Crohn’s Disease is a chronic inflammatory bowel disease that causes inflammation or swelling of the digestive tract. It affects about 500,000 people in the United States.
Shrager was diagnosed with the disease at age 6. Her mother Lynda was diagnosed with breast cancer later the same day.
“I think my mom and I worked off each other and are the kind of people who would rather fix something else than deal with our own problems,” the 22-year-old from Bethlehem, N.Y., said. “So in a way, it helps both of us to get through everything.”
At age 9, Shrager was able to reach out to other afflicted children as youth ambassador for the Upstate New York Crohn’s and Colitis Foundation.
“I thought it was cool: Talking in front of people was something I liked to do,” she said. “It gave me a chance to talk with other kids going through the same thing and help them, whether it was fears of a new medication or side effects or having to leave the classroom to go to the bathroom.”
Shrager’s health is now “remarkably better.” She had surgery five years ago and started a medication called Remicade that Shrager said got her through the college years. (“Thank you to the Remicade people,” she said.)
Her mother is also doing better. She has been in remission for 11 years and works in the health industry, as an author and a columnist for the Times-Union in Albany.
Shrager’s work with children has continued at the University’s Institute for Child Development. She became a psychology major after taking a class in the subject during her freshman year. Shrager started at the ICD a year later and has spent five semesters helping children with autism through her focus in applied behavior analysis.
In 2008, Shrager helped coordinate the Discovery Program’s “Get in the Zone,” a stress management program for students. Shrager also took part in interventions, assessed data and presented results to faculty, staff and others, said Scott Bennett, assistant director of the Discovery Program.
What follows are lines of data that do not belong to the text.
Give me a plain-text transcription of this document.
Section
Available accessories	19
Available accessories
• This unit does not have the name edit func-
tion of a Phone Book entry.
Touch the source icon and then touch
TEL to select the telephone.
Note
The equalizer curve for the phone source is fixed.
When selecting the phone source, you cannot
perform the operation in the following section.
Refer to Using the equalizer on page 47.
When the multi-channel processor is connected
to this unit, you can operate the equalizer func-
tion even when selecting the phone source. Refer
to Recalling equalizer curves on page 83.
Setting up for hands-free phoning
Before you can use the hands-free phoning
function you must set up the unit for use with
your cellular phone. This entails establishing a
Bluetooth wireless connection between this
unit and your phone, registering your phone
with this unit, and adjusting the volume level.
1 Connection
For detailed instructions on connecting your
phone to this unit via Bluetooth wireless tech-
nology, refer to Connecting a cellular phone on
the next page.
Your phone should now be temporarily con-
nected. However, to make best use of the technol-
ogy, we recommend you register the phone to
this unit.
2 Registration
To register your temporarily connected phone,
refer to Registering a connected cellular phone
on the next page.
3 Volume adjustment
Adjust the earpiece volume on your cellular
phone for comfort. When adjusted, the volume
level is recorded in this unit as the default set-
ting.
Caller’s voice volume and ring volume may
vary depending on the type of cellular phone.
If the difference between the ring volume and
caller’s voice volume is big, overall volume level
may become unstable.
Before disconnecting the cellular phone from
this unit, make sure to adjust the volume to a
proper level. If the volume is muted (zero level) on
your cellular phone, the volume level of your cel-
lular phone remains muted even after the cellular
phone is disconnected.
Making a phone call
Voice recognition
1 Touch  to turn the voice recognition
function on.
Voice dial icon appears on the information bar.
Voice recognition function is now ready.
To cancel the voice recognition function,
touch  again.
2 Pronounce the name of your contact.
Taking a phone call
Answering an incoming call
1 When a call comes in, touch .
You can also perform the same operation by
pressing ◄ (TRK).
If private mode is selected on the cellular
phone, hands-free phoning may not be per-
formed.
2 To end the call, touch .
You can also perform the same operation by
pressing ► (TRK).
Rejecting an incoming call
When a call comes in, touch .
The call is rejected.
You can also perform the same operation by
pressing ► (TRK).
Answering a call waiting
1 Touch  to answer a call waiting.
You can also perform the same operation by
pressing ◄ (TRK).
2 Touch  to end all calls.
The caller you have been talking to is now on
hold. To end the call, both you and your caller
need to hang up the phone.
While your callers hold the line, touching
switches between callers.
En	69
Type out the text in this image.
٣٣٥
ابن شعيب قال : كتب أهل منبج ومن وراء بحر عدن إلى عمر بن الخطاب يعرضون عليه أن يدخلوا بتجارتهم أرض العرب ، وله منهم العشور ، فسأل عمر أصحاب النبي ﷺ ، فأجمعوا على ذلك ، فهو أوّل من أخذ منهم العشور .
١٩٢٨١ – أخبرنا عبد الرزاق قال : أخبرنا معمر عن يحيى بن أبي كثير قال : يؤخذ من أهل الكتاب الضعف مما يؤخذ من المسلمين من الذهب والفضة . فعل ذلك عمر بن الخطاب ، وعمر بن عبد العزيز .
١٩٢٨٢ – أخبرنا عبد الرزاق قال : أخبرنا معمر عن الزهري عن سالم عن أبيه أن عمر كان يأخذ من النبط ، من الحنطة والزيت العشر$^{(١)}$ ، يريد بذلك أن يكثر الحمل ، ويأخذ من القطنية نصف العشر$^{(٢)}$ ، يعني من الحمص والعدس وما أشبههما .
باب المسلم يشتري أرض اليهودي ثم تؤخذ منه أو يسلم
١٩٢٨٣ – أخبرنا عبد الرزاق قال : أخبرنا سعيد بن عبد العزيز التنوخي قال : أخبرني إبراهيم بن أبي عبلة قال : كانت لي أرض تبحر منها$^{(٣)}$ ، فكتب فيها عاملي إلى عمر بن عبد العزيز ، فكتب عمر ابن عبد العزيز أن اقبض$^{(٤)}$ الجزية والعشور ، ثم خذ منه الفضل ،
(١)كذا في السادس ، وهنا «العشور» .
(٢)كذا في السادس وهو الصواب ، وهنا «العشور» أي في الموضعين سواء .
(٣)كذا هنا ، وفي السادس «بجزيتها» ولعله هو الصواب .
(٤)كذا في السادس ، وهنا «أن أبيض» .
“Leslie was invaluable to moving the project forward and it continues to thrive as a result of the tremendous impact she made,” Bennett said.
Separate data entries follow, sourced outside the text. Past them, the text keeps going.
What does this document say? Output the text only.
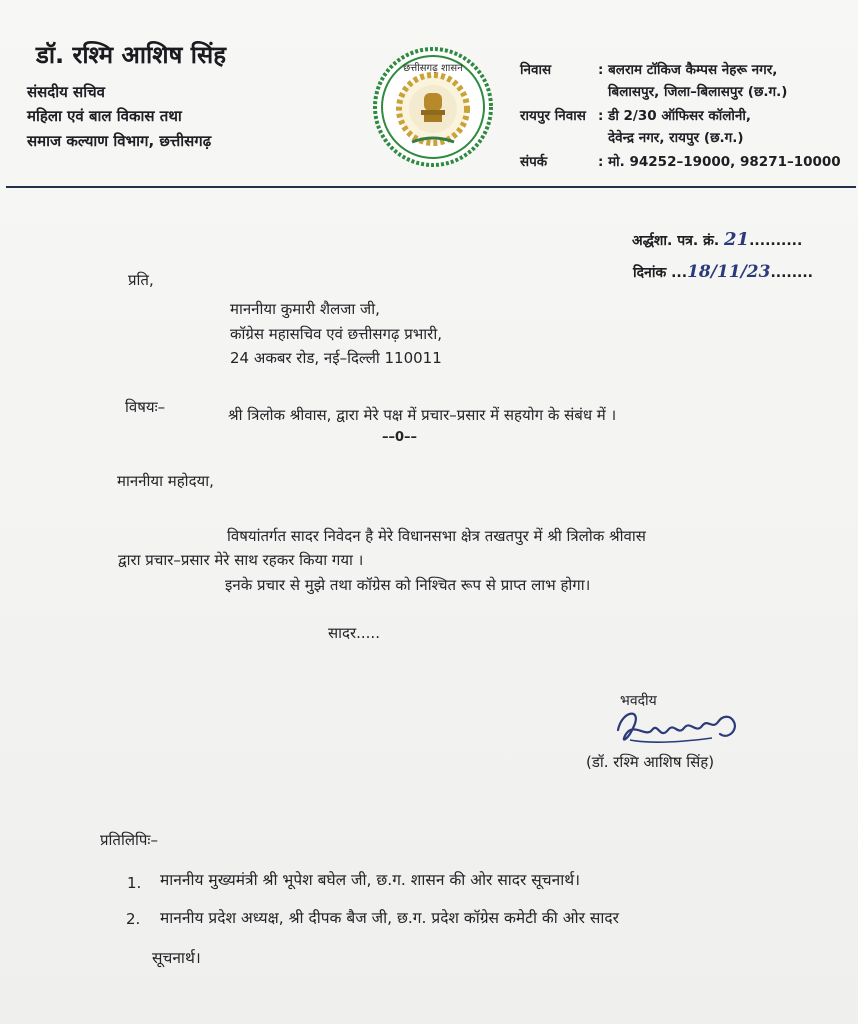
डॉ. रश्मि आशिष सिंह
संसदीय सचिव
महिला एवं बाल विकास तथा
समाज कल्याण विभाग, छत्तीसगढ़
छत्तीसगढ़ शासन	निवास	: बलराम टॉकिज कैम्पस नेहरू नगर,
बिलासपुर, जिला–बिलासपुर (छ.ग.)
रायपुर निवास : डी 2/30 ऑफिसर कॉलोनी,
देवेन्द्र नगर, रायपुर (छ.ग.)
संपर्क	: मो. 94252–19000, 98271–10000
अर्द्धशा. पत्र. क्रं. 21..........
दिनांक ...18/11/23........
प्रति,
माननीया कुमारी शैलजा जी,
कॉग्रेस महासचिव एवं छत्तीसगढ़ प्रभारी,
24 अकबर रोड, नई–दिल्ली 110011
विषयः–	श्री त्रिलोक श्रीवास, द्वारा मेरे पक्ष में प्रचार–प्रसार में सहयोग के संबंध में ।
––0––
माननीया महोदया,
विषयांतर्गत सादर निवेदन है मेरे विधानसभा क्षेत्र तखतपुर में श्री त्रिलोक श्रीवास
द्वारा प्रचार–प्रसार मेरे साथ रहकर किया गया ।
इनके प्रचार से मुझे तथा कॉग्रेस को निश्चित रूप से प्राप्त लाभ होगा।
सादर.....
भवदीय
(डॉ. रश्मि आशिष सिंह)
प्रतिलिपिः–
1. माननीय मुख्यमंत्री श्री भूपेश बघेल जी, छ.ग. शासन की ओर सादर सूचनार्थ।
2. माननीय प्रदेश अध्यक्ष, श्री दीपक बैज जी, छ.ग. प्रदेश कॉग्रेस कमेटी की ओर सादर
सूचनार्थ।
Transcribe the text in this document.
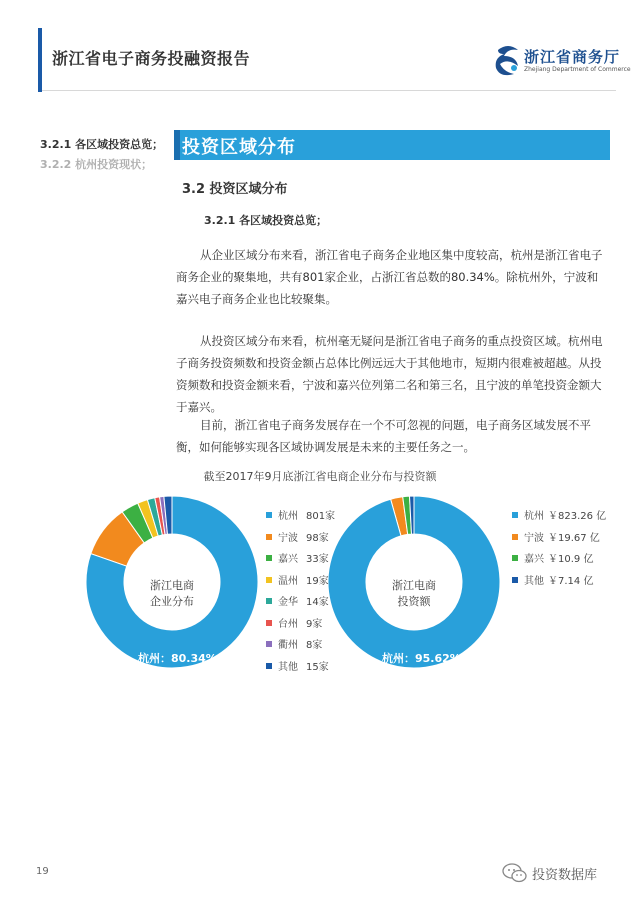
浙江省电子商务投融资报告	浙江省商务厅
Zhejiang Department of Commerce
3.2.1 各区域投资总览；
3.2.2 杭州投资现状；
投资区域分布
3.2 投资区域分布
3.2.1 各区域投资总览；

从企业区域分布来看，浙江省电子商务企业地区集中度较高，杭州是浙江省电子商务企业的聚集地，共有801家企业，占浙江省总数的80.34%。除杭州外，宁波和嘉兴电子商务企业也比较聚集。

从投资区域分布来看，杭州毫无疑问是浙江省电子商务的重点投资区域。杭州电子商务投资频数和投资金额占总体比例远远大于其他地市，短期内很难被超越。从投资频数和投资金额来看，宁波和嘉兴位列第二名和第三名，且宁波的单笔投资金额大于嘉兴。

目前，浙江省电子商务发展存在一个不可忽视的问题，电子商务区域发展不平衡，如何能够实现各区域协调发展是未来的主要任务之一。

截至2017年9月底浙江省电商企业分布与投资额
浙江电商
企业分布
杭州：80.34%
浙江电商
投资额
杭州：95.62%
杭州 801家
宁波 98家
嘉兴 33家
温州 19家
金华 14家
台州 9家
衢州 8家
其他 15家
杭州 ￥823.26 亿
宁波 ￥19.67 亿
嘉兴 ￥10.9 亿
其他 ￥7.14 亿
19	投资数据库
Shrager has remained busy outside the classroom by serving on the Senior Class Council and as a dancer and choreographer for the Children’s Dance Theatre. Her sister, Samantha, is finishing her freshman year at Binghamton.
“Being involved is the only lifestyle I know,” she said. “In high school, I had dance, shows and religion every day after school. Here, I couldn’t just go to school and then go home. I work better under pressure.”
Shrager hopes to attend graduate school for nursing and continue to help children.
“I’d like to work with kids with chronic illnesses,” she said. “I always hated when my doctors said they could relate, but they couldn’t.”